In the past sixty or seventy years, we have recovered the parish communion ideal of making the main service on Sunday a eucharist at which everyone gathers and receives Communion, ideally.  This will become an even more inclusive service shortly, we hope, as the PCC has now petitioned the Bishop of Edmonton for permission to admit baptised children to Communion from the age of seven or eight. 

Our gospel reading today emphasises just how important it is that we meet to worship in this way.  Jesus told his listeners, "It is my Father who gives you the true bread from heaven... I am the bread of life."  We celebrate the eucharist not to observe a peculiar ritual but to have a personal and yet corporate encounter with the risen Christ.  We meet Jesus as a gathered people.  No Anglican priest is allowed to celebrate the eucharist alone.  There must always be two or three gathered in Jesus' name.  It is when Christians come together to do what Jesus told us to do that he makes himself known among us.

So Christian prayer has two great wings: the regular praise and intercession of the daily office, and thanksgiving (which is what Eucharist means) when we celebrate Holy Communion.  The Eucharist is also the means by which we experience God's healing, so it is the right place for our prayers of confession.
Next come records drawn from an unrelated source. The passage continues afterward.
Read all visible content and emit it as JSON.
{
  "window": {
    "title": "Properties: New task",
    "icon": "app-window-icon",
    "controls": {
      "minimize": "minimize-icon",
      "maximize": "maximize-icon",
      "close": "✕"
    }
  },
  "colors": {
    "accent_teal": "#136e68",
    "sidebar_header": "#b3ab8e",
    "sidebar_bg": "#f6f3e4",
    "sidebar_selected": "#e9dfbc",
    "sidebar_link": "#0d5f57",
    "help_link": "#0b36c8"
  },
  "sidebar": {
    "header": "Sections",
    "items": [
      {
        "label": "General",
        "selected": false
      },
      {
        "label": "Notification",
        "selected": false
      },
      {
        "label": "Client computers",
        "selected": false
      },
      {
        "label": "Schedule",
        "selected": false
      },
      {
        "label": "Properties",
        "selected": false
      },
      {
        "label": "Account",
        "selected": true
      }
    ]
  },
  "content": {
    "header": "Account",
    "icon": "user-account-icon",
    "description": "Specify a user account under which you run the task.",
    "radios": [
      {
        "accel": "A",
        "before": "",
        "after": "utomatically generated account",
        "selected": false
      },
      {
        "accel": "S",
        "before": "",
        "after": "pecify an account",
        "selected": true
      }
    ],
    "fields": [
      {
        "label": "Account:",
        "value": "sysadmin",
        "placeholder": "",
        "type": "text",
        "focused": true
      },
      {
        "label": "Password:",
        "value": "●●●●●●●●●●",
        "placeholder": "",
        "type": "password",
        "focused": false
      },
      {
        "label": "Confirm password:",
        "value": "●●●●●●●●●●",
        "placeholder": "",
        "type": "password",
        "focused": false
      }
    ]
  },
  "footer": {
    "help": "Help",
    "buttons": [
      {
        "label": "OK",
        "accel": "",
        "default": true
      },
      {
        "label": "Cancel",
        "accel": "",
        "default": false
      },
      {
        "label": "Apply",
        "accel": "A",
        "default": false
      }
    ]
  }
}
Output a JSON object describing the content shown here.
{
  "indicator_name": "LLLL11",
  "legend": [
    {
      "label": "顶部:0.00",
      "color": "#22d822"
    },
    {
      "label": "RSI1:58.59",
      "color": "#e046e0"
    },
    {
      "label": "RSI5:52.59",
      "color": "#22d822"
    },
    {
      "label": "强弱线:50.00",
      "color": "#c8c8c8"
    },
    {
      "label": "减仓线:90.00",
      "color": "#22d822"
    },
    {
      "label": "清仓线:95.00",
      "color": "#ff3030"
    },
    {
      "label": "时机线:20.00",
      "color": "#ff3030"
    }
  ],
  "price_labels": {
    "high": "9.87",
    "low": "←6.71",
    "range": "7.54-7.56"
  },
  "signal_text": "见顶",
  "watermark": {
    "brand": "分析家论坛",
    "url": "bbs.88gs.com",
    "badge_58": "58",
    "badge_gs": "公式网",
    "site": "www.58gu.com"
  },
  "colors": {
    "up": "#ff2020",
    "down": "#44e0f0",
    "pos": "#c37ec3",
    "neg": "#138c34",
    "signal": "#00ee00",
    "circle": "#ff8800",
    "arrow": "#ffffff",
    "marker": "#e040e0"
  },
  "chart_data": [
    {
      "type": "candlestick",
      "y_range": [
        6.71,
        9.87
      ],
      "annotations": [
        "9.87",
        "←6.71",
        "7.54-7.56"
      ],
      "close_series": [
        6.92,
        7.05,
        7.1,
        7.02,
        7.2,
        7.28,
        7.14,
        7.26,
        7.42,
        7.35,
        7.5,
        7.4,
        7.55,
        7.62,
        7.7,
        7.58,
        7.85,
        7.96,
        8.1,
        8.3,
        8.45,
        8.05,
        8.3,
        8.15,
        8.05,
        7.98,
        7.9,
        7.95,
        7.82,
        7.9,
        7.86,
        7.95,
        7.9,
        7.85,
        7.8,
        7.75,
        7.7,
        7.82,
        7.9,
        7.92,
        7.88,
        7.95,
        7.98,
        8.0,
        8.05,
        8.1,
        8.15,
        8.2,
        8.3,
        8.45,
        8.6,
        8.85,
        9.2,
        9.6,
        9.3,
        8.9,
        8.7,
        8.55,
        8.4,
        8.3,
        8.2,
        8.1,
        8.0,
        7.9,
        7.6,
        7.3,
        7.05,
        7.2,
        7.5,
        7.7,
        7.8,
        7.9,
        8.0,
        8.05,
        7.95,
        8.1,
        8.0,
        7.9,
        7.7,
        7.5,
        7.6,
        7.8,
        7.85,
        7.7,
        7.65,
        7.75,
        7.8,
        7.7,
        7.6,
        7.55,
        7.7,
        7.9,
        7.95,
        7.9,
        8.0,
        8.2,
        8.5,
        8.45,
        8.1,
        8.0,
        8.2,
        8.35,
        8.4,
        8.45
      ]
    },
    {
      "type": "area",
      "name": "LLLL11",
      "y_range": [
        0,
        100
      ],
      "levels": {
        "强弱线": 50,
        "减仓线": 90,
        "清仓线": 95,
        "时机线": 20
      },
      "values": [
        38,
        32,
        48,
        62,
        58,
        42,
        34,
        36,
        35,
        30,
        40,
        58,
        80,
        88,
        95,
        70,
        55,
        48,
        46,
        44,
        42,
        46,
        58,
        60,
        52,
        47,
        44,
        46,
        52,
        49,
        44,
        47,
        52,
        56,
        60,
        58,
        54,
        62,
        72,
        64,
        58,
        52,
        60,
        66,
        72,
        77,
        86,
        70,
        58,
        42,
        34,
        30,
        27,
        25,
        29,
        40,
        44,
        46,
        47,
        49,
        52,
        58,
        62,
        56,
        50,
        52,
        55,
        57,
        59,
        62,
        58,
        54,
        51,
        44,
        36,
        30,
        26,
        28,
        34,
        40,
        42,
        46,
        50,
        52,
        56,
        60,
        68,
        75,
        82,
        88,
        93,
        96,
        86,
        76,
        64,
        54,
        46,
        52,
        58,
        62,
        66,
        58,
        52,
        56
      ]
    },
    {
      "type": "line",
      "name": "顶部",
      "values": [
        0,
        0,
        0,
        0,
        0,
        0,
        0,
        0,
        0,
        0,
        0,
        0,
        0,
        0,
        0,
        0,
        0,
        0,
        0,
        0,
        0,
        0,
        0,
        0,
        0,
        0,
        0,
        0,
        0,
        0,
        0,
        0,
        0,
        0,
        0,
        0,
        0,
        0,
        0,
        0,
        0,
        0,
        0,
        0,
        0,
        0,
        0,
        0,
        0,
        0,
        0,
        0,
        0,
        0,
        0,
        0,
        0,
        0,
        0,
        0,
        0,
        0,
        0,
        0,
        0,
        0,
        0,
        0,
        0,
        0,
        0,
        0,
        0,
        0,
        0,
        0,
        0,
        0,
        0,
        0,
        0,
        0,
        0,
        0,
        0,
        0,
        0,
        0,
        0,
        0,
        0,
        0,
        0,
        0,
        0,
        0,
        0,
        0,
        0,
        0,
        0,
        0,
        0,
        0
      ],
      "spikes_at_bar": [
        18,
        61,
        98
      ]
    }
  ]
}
But what of private, personal prayer?  Of course that is important too.  But anyone who prays only on his or her own will struggle to keep a regular balanced pattern going.  It is easy for private prayer to turn into a shopping list, or to be resorted to only when we are in trouble.  The daily, regular, communal act of praying the scriptures and hearing God's word to us is best done with others.  All the great faiths know this - when I lived in Stamford Hill I was used to seeing Muslims and Jews walk to their places of worship several times every day in order to pray with others.  We did the same in our parish church, but with a very small group by comparison.

Those who can't come to church on weekdays can still pray corporately by following the lectionary and using the Common Worship book or the Book of Common Prayer.  You can do it sitting at your computer by clicking on the Church of England website and following the links for daily prayer.  This will show you all the psalms, Bible readings and special prayers for each morning and evening.
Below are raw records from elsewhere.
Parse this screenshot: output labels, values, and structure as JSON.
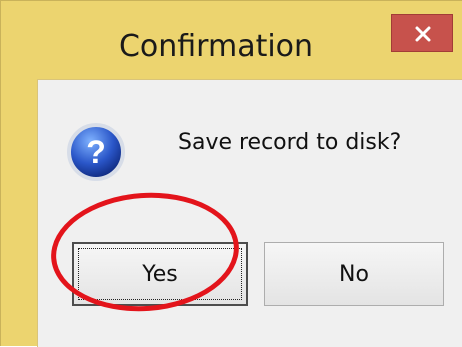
{
  "dialog": {
    "title": "Confirmation",
    "message": "Save record to disk?",
    "close_glyph": "×",
    "icon": "question-icon",
    "buttons": {
      "yes_label": "Yes",
      "no_label": "No"
    },
    "highlighted_button": "yes"
  },
  "colors": {
    "frame": "#ecd46f",
    "close_button": "#c7524c",
    "client": "#f0f0f0",
    "annotation": "#e3141b"
  }
}
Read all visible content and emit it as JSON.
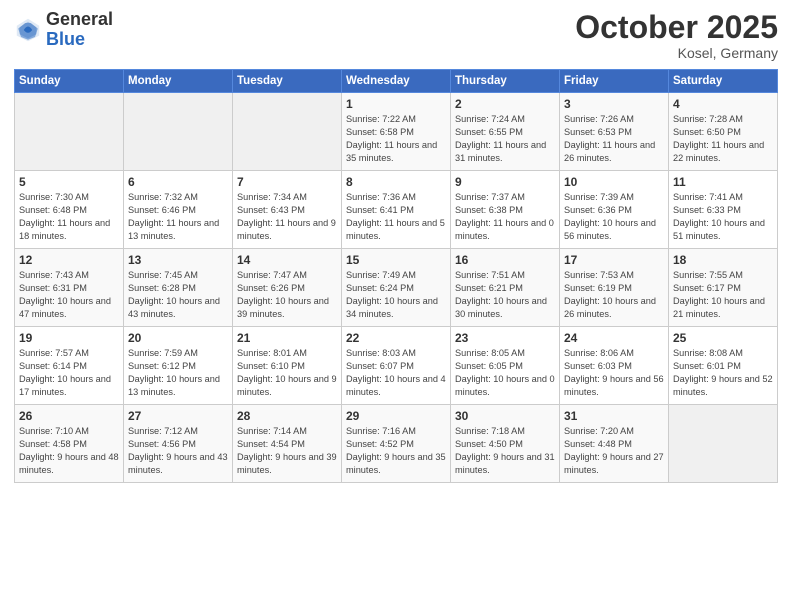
{
  "logo": {
    "general": "General",
    "blue": "Blue"
  },
  "header": {
    "month": "October 2025",
    "location": "Kosel, Germany"
  },
  "weekdays": [
    "Sunday",
    "Monday",
    "Tuesday",
    "Wednesday",
    "Thursday",
    "Friday",
    "Saturday"
  ],
  "weeks": [
    [
      {
        "day": "",
        "info": ""
      },
      {
        "day": "",
        "info": ""
      },
      {
        "day": "",
        "info": ""
      },
      {
        "day": "1",
        "info": "Sunrise: 7:22 AM\nSunset: 6:58 PM\nDaylight: 11 hours and 35 minutes."
      },
      {
        "day": "2",
        "info": "Sunrise: 7:24 AM\nSunset: 6:55 PM\nDaylight: 11 hours and 31 minutes."
      },
      {
        "day": "3",
        "info": "Sunrise: 7:26 AM\nSunset: 6:53 PM\nDaylight: 11 hours and 26 minutes."
      },
      {
        "day": "4",
        "info": "Sunrise: 7:28 AM\nSunset: 6:50 PM\nDaylight: 11 hours and 22 minutes."
      }
    ],
    [
      {
        "day": "5",
        "info": "Sunrise: 7:30 AM\nSunset: 6:48 PM\nDaylight: 11 hours and 18 minutes."
      },
      {
        "day": "6",
        "info": "Sunrise: 7:32 AM\nSunset: 6:46 PM\nDaylight: 11 hours and 13 minutes."
      },
      {
        "day": "7",
        "info": "Sunrise: 7:34 AM\nSunset: 6:43 PM\nDaylight: 11 hours and 9 minutes."
      },
      {
        "day": "8",
        "info": "Sunrise: 7:36 AM\nSunset: 6:41 PM\nDaylight: 11 hours and 5 minutes."
      },
      {
        "day": "9",
        "info": "Sunrise: 7:37 AM\nSunset: 6:38 PM\nDaylight: 11 hours and 0 minutes."
      },
      {
        "day": "10",
        "info": "Sunrise: 7:39 AM\nSunset: 6:36 PM\nDaylight: 10 hours and 56 minutes."
      },
      {
        "day": "11",
        "info": "Sunrise: 7:41 AM\nSunset: 6:33 PM\nDaylight: 10 hours and 51 minutes."
      }
    ],
    [
      {
        "day": "12",
        "info": "Sunrise: 7:43 AM\nSunset: 6:31 PM\nDaylight: 10 hours and 47 minutes."
      },
      {
        "day": "13",
        "info": "Sunrise: 7:45 AM\nSunset: 6:28 PM\nDaylight: 10 hours and 43 minutes."
      },
      {
        "day": "14",
        "info": "Sunrise: 7:47 AM\nSunset: 6:26 PM\nDaylight: 10 hours and 39 minutes."
      },
      {
        "day": "15",
        "info": "Sunrise: 7:49 AM\nSunset: 6:24 PM\nDaylight: 10 hours and 34 minutes."
      },
      {
        "day": "16",
        "info": "Sunrise: 7:51 AM\nSunset: 6:21 PM\nDaylight: 10 hours and 30 minutes."
      },
      {
        "day": "17",
        "info": "Sunrise: 7:53 AM\nSunset: 6:19 PM\nDaylight: 10 hours and 26 minutes."
      },
      {
        "day": "18",
        "info": "Sunrise: 7:55 AM\nSunset: 6:17 PM\nDaylight: 10 hours and 21 minutes."
      }
    ],
    [
      {
        "day": "19",
        "info": "Sunrise: 7:57 AM\nSunset: 6:14 PM\nDaylight: 10 hours and 17 minutes."
      },
      {
        "day": "20",
        "info": "Sunrise: 7:59 AM\nSunset: 6:12 PM\nDaylight: 10 hours and 13 minutes."
      },
      {
        "day": "21",
        "info": "Sunrise: 8:01 AM\nSunset: 6:10 PM\nDaylight: 10 hours and 9 minutes."
      },
      {
        "day": "22",
        "info": "Sunrise: 8:03 AM\nSunset: 6:07 PM\nDaylight: 10 hours and 4 minutes."
      },
      {
        "day": "23",
        "info": "Sunrise: 8:05 AM\nSunset: 6:05 PM\nDaylight: 10 hours and 0 minutes."
      },
      {
        "day": "24",
        "info": "Sunrise: 8:06 AM\nSunset: 6:03 PM\nDaylight: 9 hours and 56 minutes."
      },
      {
        "day": "25",
        "info": "Sunrise: 8:08 AM\nSunset: 6:01 PM\nDaylight: 9 hours and 52 minutes."
      }
    ],
    [
      {
        "day": "26",
        "info": "Sunrise: 7:10 AM\nSunset: 4:58 PM\nDaylight: 9 hours and 48 minutes."
      },
      {
        "day": "27",
        "info": "Sunrise: 7:12 AM\nSunset: 4:56 PM\nDaylight: 9 hours and 43 minutes."
      },
      {
        "day": "28",
        "info": "Sunrise: 7:14 AM\nSunset: 4:54 PM\nDaylight: 9 hours and 39 minutes."
      },
      {
        "day": "29",
        "info": "Sunrise: 7:16 AM\nSunset: 4:52 PM\nDaylight: 9 hours and 35 minutes."
      },
      {
        "day": "30",
        "info": "Sunrise: 7:18 AM\nSunset: 4:50 PM\nDaylight: 9 hours and 31 minutes."
      },
      {
        "day": "31",
        "info": "Sunrise: 7:20 AM\nSunset: 4:48 PM\nDaylight: 9 hours and 27 minutes."
      },
      {
        "day": "",
        "info": ""
      }
    ]
  ]
}
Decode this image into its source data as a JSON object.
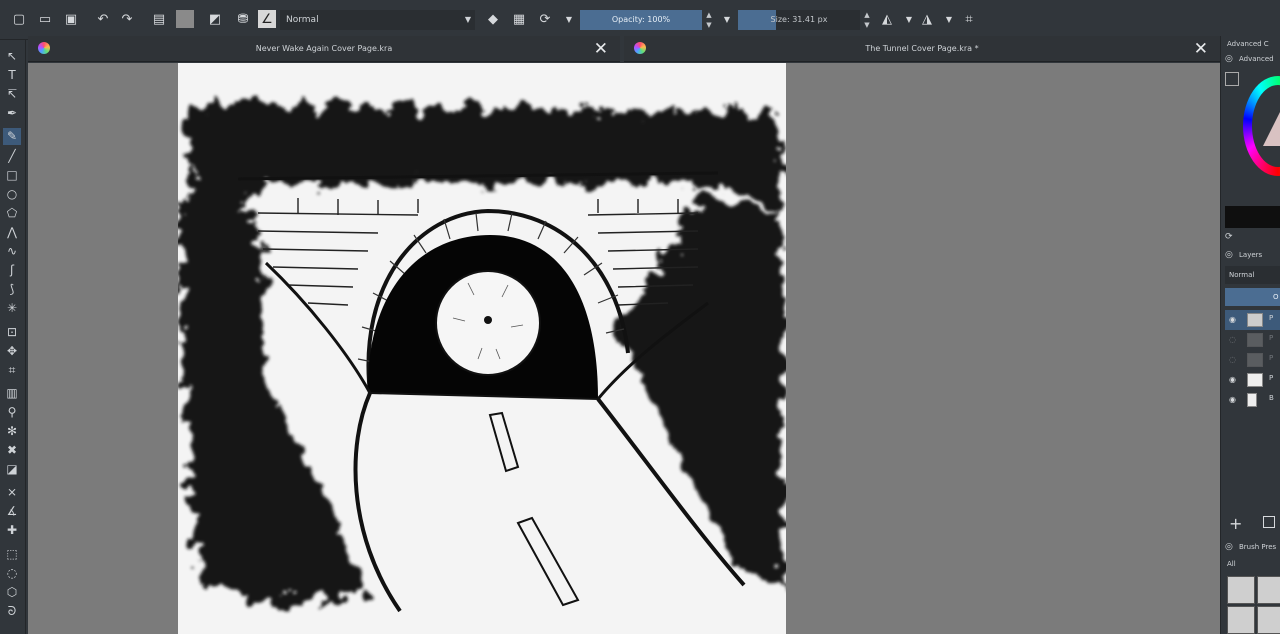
{
  "toolbar": {
    "blend_mode": "Normal",
    "opacity_label": "Opacity: 100%",
    "size_label": "Size: 31.41 px"
  },
  "documents": {
    "left": {
      "title": "Never Wake Again Cover Page.kra",
      "close": "✕"
    },
    "right": {
      "title": "The Tunnel Cover Page.kra *",
      "close": "✕"
    }
  },
  "docker": {
    "advanced_color_title": "Advanced C",
    "advanced_color_sub": "Advanced",
    "layers_title": "Layers",
    "layers_blend": "Normal",
    "layers_header": "O",
    "brush_presets_title": "Brush Pres",
    "brush_filter": "All",
    "layer_names": [
      "P",
      "P",
      "P",
      "P",
      "B"
    ]
  },
  "colors": {
    "accent": "#4b6d92",
    "panel": "#31363b",
    "canvas_bg": "#7b7b7b"
  }
}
Whether you follow the Church's pattern of daily offices or not, whether you pray with others or on your own, it is important to remember that all Christian prayer is communal prayer, because it is always in Jesus' name.  Whenever we pray, we do so because the Holy Spirit has prompted us to join in Jesus' prayer to the Father.  So all our prayer is Trinitarian.  We are caught up into the eternal cycle of loving communication that takes place in the very heart of God.